I will think more on this but maybe somebody has already studied it. Anyway, more information about these differences would be appreciated.
 A: First let's assume some definitions (see for example Gilbard-Trudinger page 10): $C^\infty([0,T])$ is the space of all functions $f\in C^\infty((0,T))$ such that $f$ and all it's derivatives, can be continuously extended up to the boundary of $(0,1)$. 
With this definition we have that all $f\in C^\infty([0,T])$ does have compact support, hence $$C^\infty([0,T])=C_c^\infty([0,T])$$
The last equality shows that $3$ is not true and $4$ is true.
On the other hand if $f\in C_c^\infty ((0,T))$, then you can find a $\delta >0$ (try to prove it), such that $f(x)=0$ for $x\in (0,\delta)\cup (T-\delta,T)$, hence $1$ and $2$ is true.
To conclude, note that if you define weak derivative (as you have formulated) by using the space $C^\infty([0,T])$ as a test space, then you have some problems with integration by parts (can you see this?).
A: I think the correct definition for $C_c^\infty[0,T]$ should be
$$
C_c^\infty[0,T]=\{ f\in C_c^\infty(\mathbb{R}): \text{supp}(f) \subset [0,T]\},
$$
since this is the natural analog of the definition for $C_c^\infty(0,T)$. This gives raise to an equivalent definition
$$
C_c^\infty[0,T]=\{ f\in C^\infty[0,T] : f^{(n)}(0)=f^{(n)}(T)=0, \text{ for all } n \geq0\}.
$$
In this case 4 is clearly false and the definition of weak derivatives remains unchanged.

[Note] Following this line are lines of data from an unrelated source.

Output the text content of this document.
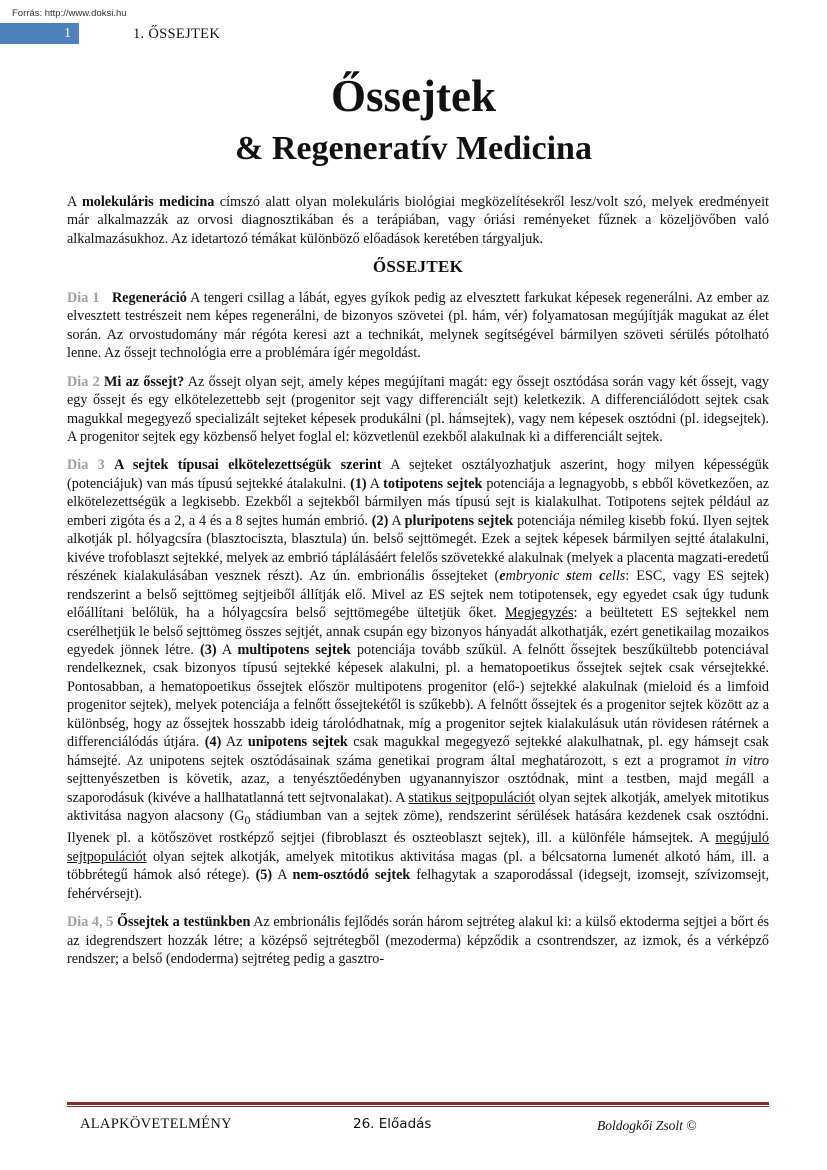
Forrás: http://www.doksi.hu
1	1. ŐSSEJTEK
Őssejtek
& Regeneratív Medicina

A molekuláris medicina címszó alatt olyan molekuláris biológiai megközelítésekről lesz/volt szó, melyek eredményeit már alkalmazzák az orvosi diagnosztikában és a terápiában, vagy óriási reményeket fűznek a közeljövőben való alkalmazásukhoz. Az idetartozó témákat különböző előadások keretében tárgyaljuk.

ŐSSEJTEK

Dia 1 Regeneráció A tengeri csillag a lábát, egyes gyíkok pedig az elvesztett farkukat képesek regenerálni. Az ember az elvesztett testrészeit nem képes regenerálni, de bizonyos szövetei (pl. hám, vér) folyamatosan megújítják magukat az élet során. Az orvostudomány már régóta keresi azt a technikát, melynek segítségével bármilyen szöveti sérülés pótolható lenne. Az őssejt technológia erre a problémára ígér megoldást.

Dia 2 Mi az őssejt? Az őssejt olyan sejt, amely képes megújítani magát: egy őssejt osztódása során vagy két őssejt, vagy egy őssejt és egy elkötelezettebb sejt (progenitor sejt vagy differenciált sejt) keletkezik. A differenciálódott sejtek csak magukkal megegyező specializált sejteket képesek produkálni (pl. hámsejtek), vagy nem képesek osztódni (pl. idegsejtek). A progenitor sejtek egy közbenső helyet foglal el: közvetlenül ezekből alakulnak ki a differenciált sejtek.

Dia 3 A sejtek típusai elkötelezettségük szerint A sejteket osztályozhatjuk aszerint, hogy milyen képességük (potenciájuk) van más típusú sejtekké átalakulni. (1) A totipotens sejtek potenciája a legnagyobb, s ebből következően, az elkötelezettségük a legkisebb. Ezekből a sejtekből bármilyen más típusú sejt is kialakulhat. Totipotens sejtek például az emberi zigóta és a 2, a 4 és a 8 sejtes humán embrió. (2) A pluripotens sejtek potenciája némileg kisebb fokú. Ilyen sejtek alkotják pl. hólyagcsíra (blasztocisztа, blasztula) ún. belső sejttömegét. Ezek a sejtek képesek bármilyen sejtté átalakulni, kivéve trofoblaszt sejtekké, melyek az embrió táplálásáért felelős szövetekké alakulnak (melyek a placenta magzati-eredetű részének kialakulásában vesznek részt). Az ún. embrionális őssejteket (embryonic stem cells: ESC, vagy ES sejtek) rendszerint a belső sejttömeg sejtjeiből állítják elő. Mivel az ES sejtek nem totipotensek, egy egyedet csak úgy tudunk előállítani belőlük, ha a hólyagcsíra belső sejttömegébe ültetjük őket. Megjegyzés: a beültetett ES sejtekkel nem cserélhetjük le belső sejttömeg összes sejtjét, annak csupán egy bizonyos hányadát alkothatják, ezért genetikailag mozaikos egyedek jönnek létre. (3) A multipotens sejtek potenciája tovább szűkül. A felnőtt őssejtek beszűkültebb potenciával rendelkeznek, csak bizonyos típusú sejtekké képesek alakulni, pl. a hematopoetikus őssejtek sejtek csak vérsejtekké. Pontosabban, a hematopoetikus őssejtek először multipotens progenitor (elő-) sejtekké alakulnak (mieloid és a limfoid progenitor sejtek), melyek potenciája a felnőtt őssejtekétől is szűkebb). A felnőtt őssejtek és a progenitor sejtek között az a különbség, hogy az őssejtek hosszabb ideig tárolódhatnak, míg a progenitor sejtek kialakulásuk után rövidesen rátérnek a differenciálódás útjára. (4) Az unipotens sejtek csak magukkal megegyező sejtekké alakulhatnak, pl. egy hámsejt csak hámsejté. Az unipotens sejtek osztódásainak száma genetikai program által meghatározott, s ezt a programot in vitro sejttenyészetben is követik, azaz, a tenyésztőedényben ugyanannyiszor osztódnak, mint a testben, majd megáll a szaporodásuk (kivéve a hallhatatlanná tett sejtvonalakat). A statikus sejtpopulációt olyan sejtek alkotják, amelyek mitotikus aktivitása nagyon alacsony ($G_0$ stádiumban van a sejtek zöme), rendszerint sérülések hatására kezdenek csak osztódni. Ilyenek pl. a kötőszövet rostképző sejtjei (fibroblaszt és oszteoblaszt sejtek), ill. a különféle hámsejtek. A megújuló sejtpopulációt olyan sejtek alkotják, amelyek mitotikus aktivitása magas (pl. a bélcsatorna lumenét alkotó hám, ill. a többrétegű hámok alsó rétege). (5) A nem-osztódó sejtek felhagytak a szaporodással (idegsejt, izomsejt, szívizomsejt, fehérvérsejt).

Dia 4, 5 Őssejtek a testünkben Az embrionális fejlődés során három sejtréteg alakul ki: a külső ektoderma sejtjei a bőrt és az idegrendszert hozzák létre; a középső sejtrétegből (mezoderma) képződik a csontrendszer, az izmok, és a vérképző rendszer; a belső (endoderma) sejtréteg pedig a gasztro-

ALAPKÖVETELMÉNY	26. Előadás	Boldogkői Zsolt ©
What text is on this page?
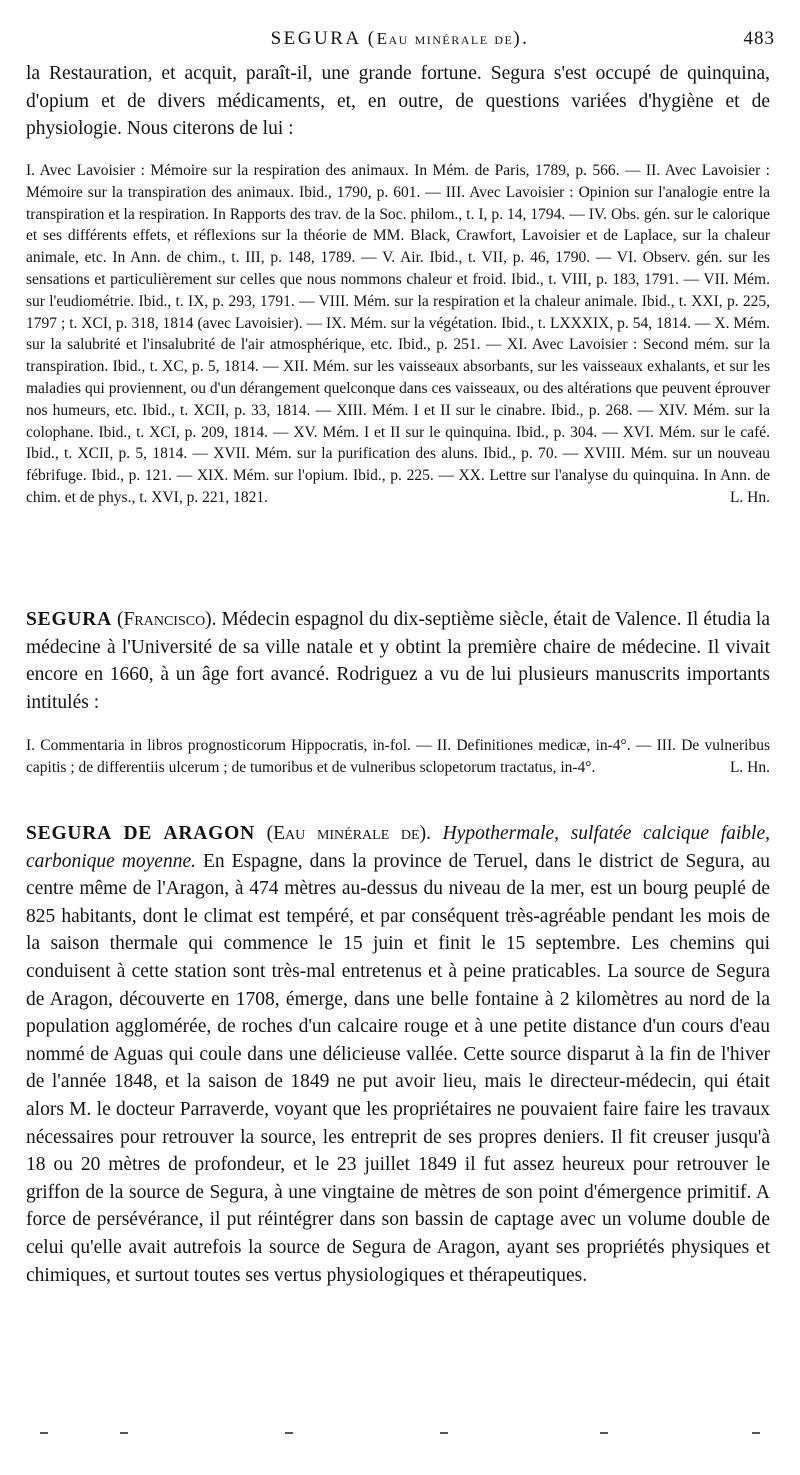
SEGURA (Eau minérale de).	483

la Restauration, et acquit, paraît-il, une grande fortune. Segura s'est occupé de quinquina, d'opium et de divers médicaments, et, en outre, de questions variées d'hygiène et de physiologie. Nous citerons de lui :

I. Avec Lavoisier : Mémoire sur la respiration des animaux. In Mém. de Paris, 1789, p. 566. — II. Avec Lavoisier : Mémoire sur la transpiration des animaux. Ibid., 1790, p. 601. — III. Avec Lavoisier : Opinion sur l'analogie entre la transpiration et la respiration. In Rapports des trav. de la Soc. philom., t. I, p. 14, 1794. — IV. Obs. gén. sur le calorique et ses différents effets, et réflexions sur la théorie de MM. Black, Crawfort, Lavoisier et de Laplace, sur la chaleur animale, etc. In Ann. de chim., t. III, p. 148, 1789. — V. Air. Ibid., t. VII, p. 46, 1790. — VI. Observ. gén. sur les sensations et particulièrement sur celles que nous nommons chaleur et froid. Ibid., t. VIII, p. 183, 1791. — VII. Mém. sur l'eudiométrie. Ibid., t. IX, p. 293, 1791. — VIII. Mém. sur la respiration et la chaleur animale. Ibid., t. XXI, p. 225, 1797 ; t. XCI, p. 318, 1814 (avec Lavoisier). — IX. Mém. sur la végétation. Ibid., t. LXXXIX, p. 54, 1814. — X. Mém. sur la salubrité et l'insalubrité de l'air atmosphérique, etc. Ibid., p. 251. — XI. Avec Lavoisier : Second mém. sur la transpiration. Ibid., t. XC, p. 5, 1814. — XII. Mém. sur les vaisseaux absorbants, sur les vaisseaux exhalants, et sur les maladies qui proviennent, ou d'un dérangement quelconque dans ces vaisseaux, ou des altérations que peuvent éprouver nos humeurs, etc. Ibid., t. XCII, p. 33, 1814. — XIII. Mém. I et II sur le cinabre. Ibid., p. 268. — XIV. Mém. sur la colophane. Ibid., t. XCI, p. 209, 1814. — XV. Mém. I et II sur le quinquina. Ibid., p. 304. — XVI. Mém. sur le café. Ibid., t. XCII, p. 5, 1814. — XVII. Mém. sur la purification des aluns. Ibid., p. 70. — XVIII. Mém. sur un nouveau fébrifuge. Ibid., p. 121. — XIX. Mém. sur l'opium. Ibid., p. 225. — XX. Lettre sur l'analyse du quinquina. In Ann. de chim. et de phys., t. XVI, p. 221, 1821.	L. Hn.

SEGURA (Francisco). Médecin espagnol du dix-septième siècle, était de Valence. Il étudia la médecine à l'Université de sa ville natale et y obtint la première chaire de médecine. Il vivait encore en 1660, à un âge fort avancé. Rodriguez a vu de lui plusieurs manuscrits importants intitulés :

I. Commentaria in libros prognosticorum Hippocratis, in-fol. — II. Definitiones medicæ, in-4°. — III. De vulneribus capitis ; de differentiis ulcerum ; de tumoribus et de vulneribus sclopetorum tractatus, in-4°.	L. Hn.

SEGURA DE ARAGON (Eau minérale de). Hypothermale, sulfatée calcique faible, carbonique moyenne. En Espagne, dans la province de Teruel, dans le district de Segura, au centre même de l'Aragon, à 474 mètres au-dessus du niveau de la mer, est un bourg peuplé de 825 habitants, dont le climat est tempéré, et par conséquent très-agréable pendant les mois de la saison thermale qui commence le 15 juin et finit le 15 septembre. Les chemins qui conduisent à cette station sont très-mal entretenus et à peine praticables. La source de Segura de Aragon, découverte en 1708, émerge, dans une belle fontaine à 2 kilomètres au nord de la population agglomérée, de roches d'un calcaire rouge et à une petite distance d'un cours d'eau nommé de Aguas qui coule dans une délicieuse vallée. Cette source disparut à la fin de l'hiver de l'année 1848, et la saison de 1849 ne put avoir lieu, mais le directeur-médecin, qui était alors M. le docteur Parraverde, voyant que les propriétaires ne pouvaient faire faire les travaux nécessaires pour retrouver la source, les entreprit de ses propres deniers. Il fit creuser jusqu'à 18 ou 20 mètres de profondeur, et le 23 juillet 1849 il fut assez heureux pour retrouver le griffon de la source de Segura, à une vingtaine de mètres de son point d'émergence primitif. A force de persévérance, il put réintégrer dans son bassin de captage avec un volume double de celui qu'elle avait autrefois la source de Segura de Aragon, ayant ses propriétés physiques et chimiques, et surtout toutes ses vertus physiologiques et thérapeutiques.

Edit: The first definition can be found, for example, in Trèves' "Topological vector spaces, distributions and kernels" on page 130 (where he gives the example of test functions as an LF space).
As I see you are interested in Lions-Magenes' definition of $\mathcal{D}[a,b]$, let me note that their definition is equivalent to $C^\infty[a,b]$ by Borel's lemma (I consider $V=\mathbb{R}$): They define 
$$
\mathcal{D}[a,b]:= \{ f|_{[a,b]} : f\in C_c^\infty(\mathbb{R}) \}.
$$
From this obviously $\mathcal{D}[a,b] \subset C^\infty[a,b]$ and for the other direction take a function $f\in C^\infty[a,b]$ and take $g\in C^\infty[b,\infty)$ so that $g^{(n)}(b)=f^{(n)}(b)$ for all $n$. This gives a function $C^\infty[a,\infty)$ which you can then "cut-off" to have compact support. Doing the same for $a$ we get that $f\in \mathcal{D}[a,b]$ so they are indeed the same.
Notice that they $\textbf{don't}$ define weak derivatives with respect to this space, but with respect to $\mathcal{D}]a,b[$ which is the usual space of test functions.
On the other hand this answers another question of yours on why is $\mathcal{D}[a,b]$ dense in $W(a,b)$: This assertion is the analog of the theorem that says $C^\infty(\bar{\Omega})$ is dense in $W^{1,2}(\Omega)$ when $\Omega$ has nice boundary.